Based on previous study, we hope to develop a new method which is more efficient than conventional
PSC approaches without the limits of FLASH. In this paper, we propose a new protein structural
alignment method based on ellipsoidal model, named as EMPSC, which applies generic heuristic
mapping function in initial alignment stage. There are four steps in EMPSC method – preprocessing,
initial alignment, refinement and final evaluation. EMPSC identify the SSEs of the target protein with
DSSP tool. The remaining parts of this protein, mostly the coil/loop structure, will also be considered.
Rather than using single vector representation as FLASH, we use ellipsoid model to represent each
sequence segment. The detailed algorithm describes in the Proposed Method section.
EMPSC has many better characteristics of previous approaches. The initial alignment finding is
selected from segment pairs (mainly SSEs) instead of residue pairs. EMPSC can also output multiple
solutions. Like FLASH, we believe that SSEs is clearly more important for protein’s structure
conformation. And abstract the structure information with SSEs (α-helix, β-sheet and coil) could be
better than CE’s AFP and ProSup’s seed. In addition, EMPSC like CE and ProSup, the initial
alignment finding come from the view of local alignment.
Proposed Method
The workflow diagram of EMPSC is depicted in Fig 1, and the algorithm will be described in details.
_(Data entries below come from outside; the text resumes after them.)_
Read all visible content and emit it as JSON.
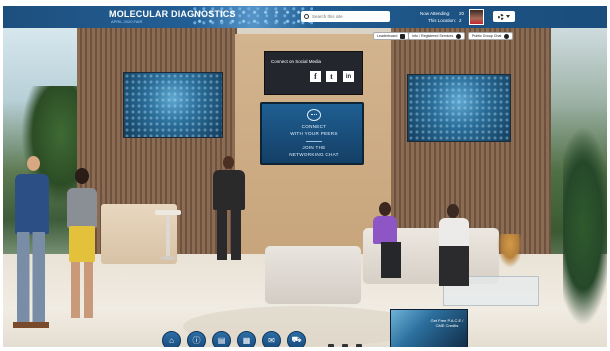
{
  "header": {
    "title": "MOLECULAR DIAGNOSTICS",
    "subtitle": "APRIL 2020 FAIR",
    "search_placeholder": "Search this site",
    "now_attending_label": "Now Attending:",
    "now_attending_value": "20",
    "location_label": "This Location:",
    "location_value": "2"
  },
  "quick_tabs": [
    {
      "label": "Leaderboard"
    },
    {
      "label": "Info / Registered Services"
    },
    {
      "label": "Public Group Chat"
    }
  ],
  "social": {
    "title": "Connect on Social Media",
    "facebook": "f",
    "twitter": "t",
    "linkedin": "in"
  },
  "chat": {
    "line1": "CONNECT",
    "line2": "WITH YOUR PEERS",
    "line3": "JOIN THE",
    "line4": "NETWORKING CHAT"
  },
  "promo": {
    "title": "Get Free P.A.C.E / CME Credits"
  },
  "dock": {
    "icons": [
      "lobby-icon",
      "info-icon",
      "print-icon",
      "agenda-icon",
      "chat-icon",
      "cart-icon"
    ]
  },
  "colors": {
    "topbar": "#1d4f7e",
    "accent": "#2d6ea7"
  }
}
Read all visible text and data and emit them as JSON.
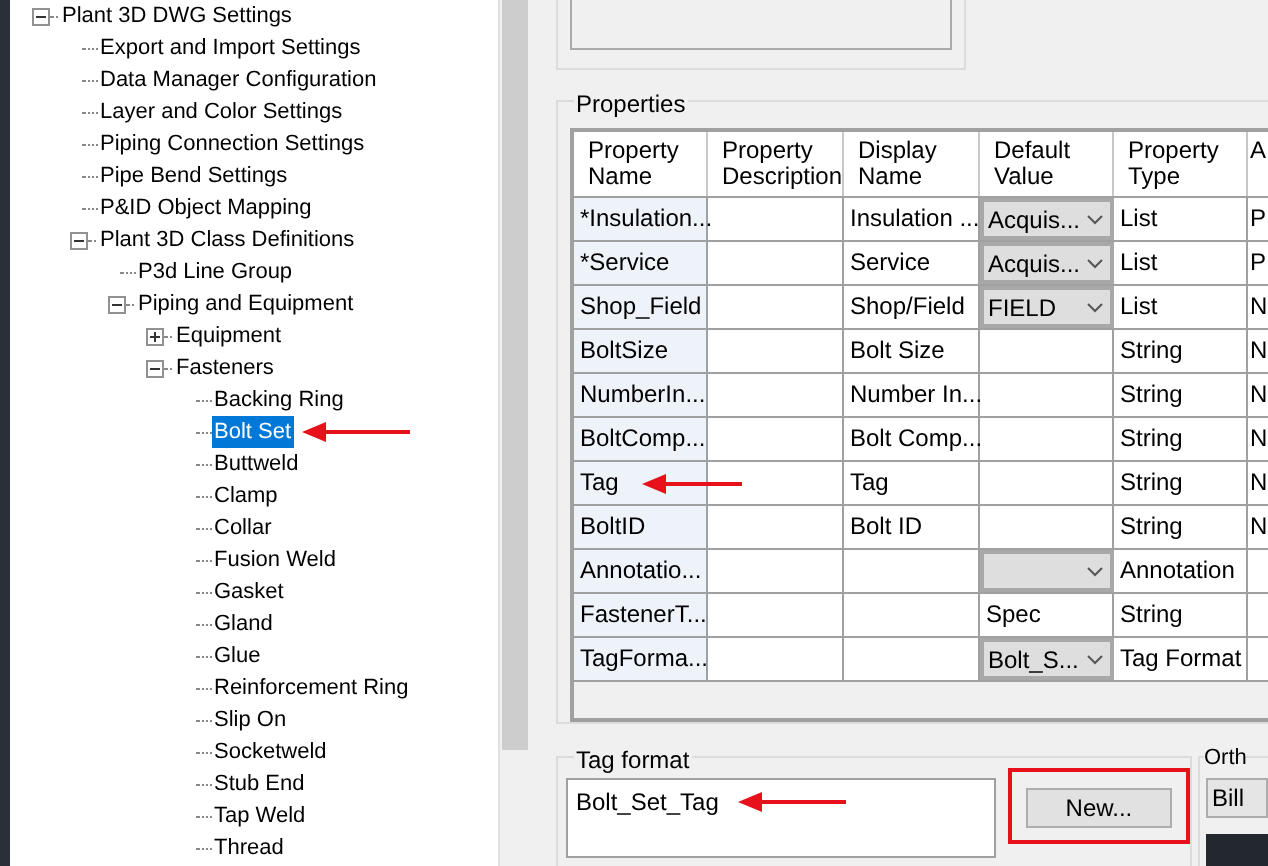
{
  "tree": [
    {
      "label": "Plant 3D DWG Settings",
      "expanded": true,
      "selected": false,
      "children": [
        {
          "label": "Export and Import Settings",
          "selected": false
        },
        {
          "label": "Data Manager Configuration",
          "selected": false
        },
        {
          "label": "Layer and Color Settings",
          "selected": false
        },
        {
          "label": "Piping Connection Settings",
          "selected": false
        },
        {
          "label": "Pipe Bend Settings",
          "selected": false
        },
        {
          "label": "P&ID Object Mapping",
          "selected": false
        },
        {
          "label": "Plant 3D Class Definitions",
          "expanded": true,
          "selected": false,
          "children": [
            {
              "label": "P3d Line Group",
              "selected": false
            },
            {
              "label": "Piping and Equipment",
              "expanded": true,
              "selected": false,
              "children": [
                {
                  "label": "Equipment",
                  "expanded": false,
                  "selected": false
                },
                {
                  "label": "Fasteners",
                  "expanded": true,
                  "selected": false,
                  "children": [
                    {
                      "label": "Backing Ring",
                      "selected": false
                    },
                    {
                      "label": "Bolt Set",
                      "selected": true,
                      "arrow": true
                    },
                    {
                      "label": "Buttweld",
                      "selected": false
                    },
                    {
                      "label": "Clamp",
                      "selected": false
                    },
                    {
                      "label": "Collar",
                      "selected": false
                    },
                    {
                      "label": "Fusion Weld",
                      "selected": false
                    },
                    {
                      "label": "Gasket",
                      "selected": false
                    },
                    {
                      "label": "Gland",
                      "selected": false
                    },
                    {
                      "label": "Glue",
                      "selected": false
                    },
                    {
                      "label": "Reinforcement Ring",
                      "selected": false
                    },
                    {
                      "label": "Slip On",
                      "selected": false
                    },
                    {
                      "label": "Socketweld",
                      "selected": false
                    },
                    {
                      "label": "Stub End",
                      "selected": false
                    },
                    {
                      "label": "Tap Weld",
                      "selected": false
                    },
                    {
                      "label": "Thread",
                      "selected": false
                    }
                  ]
                }
              ]
            }
          ]
        }
      ]
    }
  ],
  "properties": {
    "title": "Properties",
    "columns": [
      "Property Name",
      "Property Description",
      "Display Name",
      "Default Value",
      "Property Type",
      "A"
    ],
    "rows": [
      {
        "name": "*Insulation...",
        "display": "Insulation ...",
        "default": {
          "kind": "combo",
          "value": "Acquis..."
        },
        "type": "List",
        "column_6": "P"
      },
      {
        "name": "*Service",
        "display": "Service",
        "default": {
          "kind": "combo",
          "value": "Acquis..."
        },
        "type": "List",
        "column_6": "P"
      },
      {
        "name": "Shop_Field",
        "display": "Shop/Field",
        "default": {
          "kind": "combo",
          "value": "FIELD"
        },
        "type": "List",
        "column_6": "N"
      },
      {
        "name": "BoltSize",
        "display": "Bolt Size",
        "default": {
          "kind": "text"
        },
        "type": "String",
        "column_6": "N"
      },
      {
        "name": "NumberIn...",
        "display": "Number In...",
        "default": {
          "kind": "text"
        },
        "type": "String",
        "column_6": "N"
      },
      {
        "name": "BoltComp...",
        "display": "Bolt Comp...",
        "default": {
          "kind": "text"
        },
        "type": "String",
        "column_6": "N"
      },
      {
        "name": "Tag",
        "display": "Tag",
        "default": {
          "kind": "text"
        },
        "type": "String",
        "column_6": "N",
        "arrow": true
      },
      {
        "name": "BoltID",
        "display": "Bolt ID",
        "default": {
          "kind": "text"
        },
        "type": "String",
        "column_6": "N"
      },
      {
        "name": "Annotatio...",
        "default": {
          "kind": "combo"
        },
        "type": "Annotation"
      },
      {
        "name": "FastenerT...",
        "default": {
          "kind": "text",
          "value": "Spec"
        },
        "type": "String"
      },
      {
        "name": "TagForma...",
        "default": {
          "kind": "combo",
          "value": "Bolt_S..."
        },
        "type": "Tag Format"
      }
    ]
  },
  "tag_format": {
    "title": "Tag format",
    "items": [
      {
        "label": "Bolt_Set_Tag",
        "arrow": true
      }
    ],
    "new_button": "New...",
    "new_highlighted": true
  },
  "other": {
    "title": "Orth",
    "combo_value": "Bill"
  }
}
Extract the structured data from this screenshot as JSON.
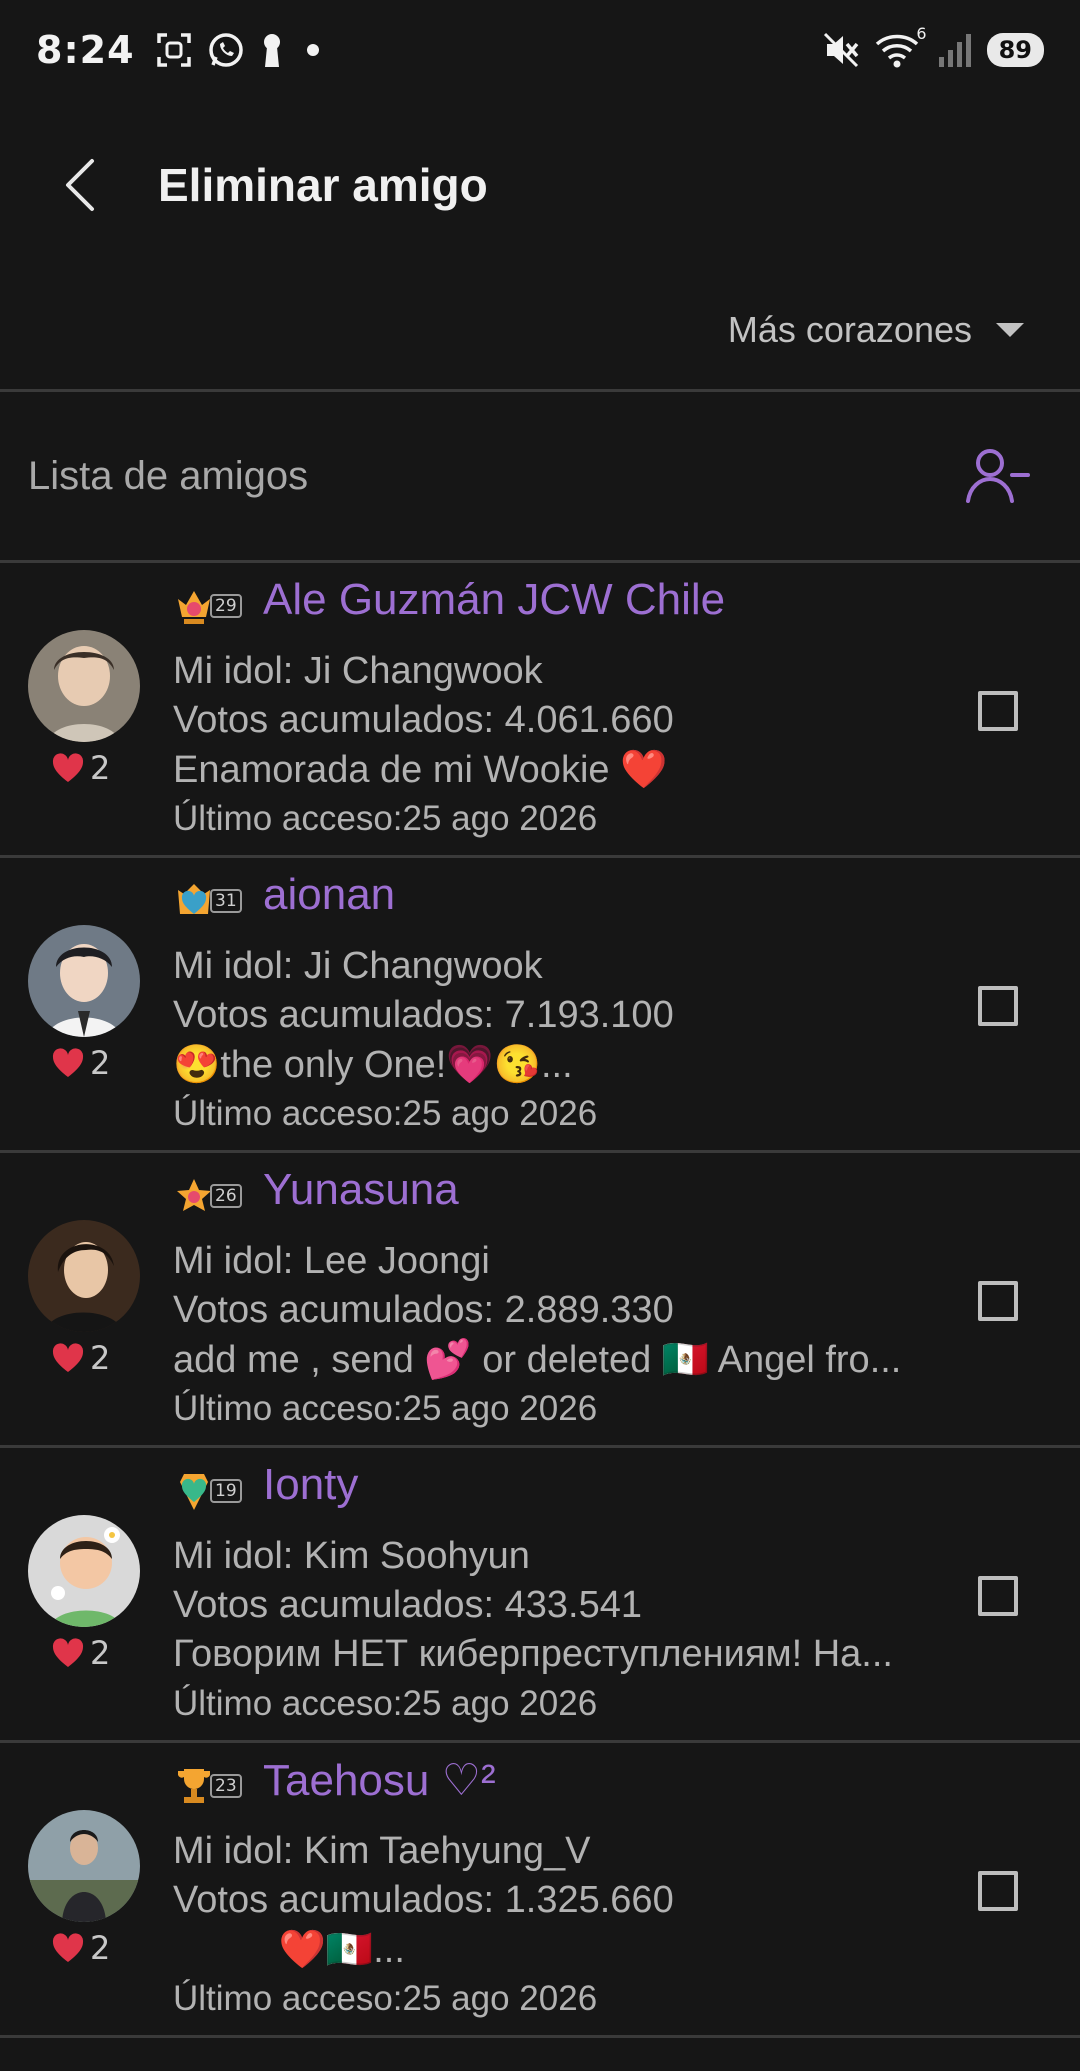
{
  "status_bar": {
    "time": "8:24",
    "battery": "89",
    "left_icons": [
      "screenshot-icon",
      "whatsapp-icon",
      "keyhole-icon",
      "dot-icon"
    ],
    "right_icons": [
      "mute-icon",
      "wifi-icon",
      "signal-icon"
    ],
    "wifi_label": "6"
  },
  "header": {
    "title": "Eliminar amigo"
  },
  "sort": {
    "selected": "Más corazones"
  },
  "list": {
    "title": "Lista de amigos"
  },
  "colors": {
    "accent": "#9d6fd2",
    "heart": "#e0354a",
    "background": "#161616"
  },
  "friends": [
    {
      "level": "29",
      "name": "Ale Guzmán JCW Chile",
      "idol": "Mi idol: Ji Changwook",
      "votes": "Votos acumulados: 4.061.660",
      "status": "Enamorada de mi Wookie ❤️",
      "last_access": "Último acceso:25 ago 2026",
      "hearts": "2"
    },
    {
      "level": "31",
      "name": "aionan",
      "idol": "Mi idol: Ji Changwook",
      "votes": "Votos acumulados: 7.193.100",
      "status": "😍the only One!💗😘...",
      "last_access": "Último acceso:25 ago 2026",
      "hearts": "2"
    },
    {
      "level": "26",
      "name": "Yunasuna",
      "idol": "Mi idol: Lee Joongi",
      "votes": "Votos acumulados: 2.889.330",
      "status": "add me , send 💕 or deleted 🇲🇽 Angel fro...",
      "last_access": "Último acceso:25 ago 2026",
      "hearts": "2"
    },
    {
      "level": "19",
      "name": "Ionty",
      "idol": "Mi idol: Kim Soohyun",
      "votes": "Votos acumulados: 433.541",
      "status": "Говорим НЕТ киберпреступлениям! На...",
      "last_access": "Último acceso:25 ago 2026",
      "hearts": "2"
    },
    {
      "level": "23",
      "name": "Taehosu ♡²",
      "idol": "Mi idol: Kim Taehyung_V",
      "votes": "Votos acumulados: 1.325.660",
      "status": "          ❤️🇲🇽...",
      "last_access": "Último acceso:25 ago 2026",
      "hearts": "2"
    }
  ]
}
The algorithm basically has four steps.
(1) Preprocessing: Segment the proteins into SSEs with DSSP tool, and generate the
ellipsoidal representation for each segment (mainly α-helix, β-sheet).
(2) Initial alignment: Generate the potential aligned segment pairs, looking for a good initial
alignment via heuristic filtering.
(3) Refinement: Iteratively apply a dynamic programming algorithm to refine the initial
alignment, which is a well-known procedures as most PSC algorithms.
(4) Final evaluation: Evaluate the refined alignments and provide the number of
corresponding residues and r.m.s.d of alignment solutions.
(1a) Identify the SSEs from protein
(1b) Cluster remaining residues from
protein
(1c) Generate the ellipsoidal
representation for each segment
(2a) Generate the pairs of candidate aligned
SSE segments from compared proteins
(2b) Filter the pairs with heuristic filtering
function
(2d) Rank the candidate pairs with a fast
global alignment approach,
and Select Top-N best pairs
(3) Iteratively tune the global alignment
center with superimposing compared proteins
(dynamic programming approach)
(4) Final evaluation
(2c) Superimpose candidate pairs by
center-eigenvector transformation
For each protein For each pair of compared proteins
Fig 1. The workflow diagram of the EMPSC algorithm.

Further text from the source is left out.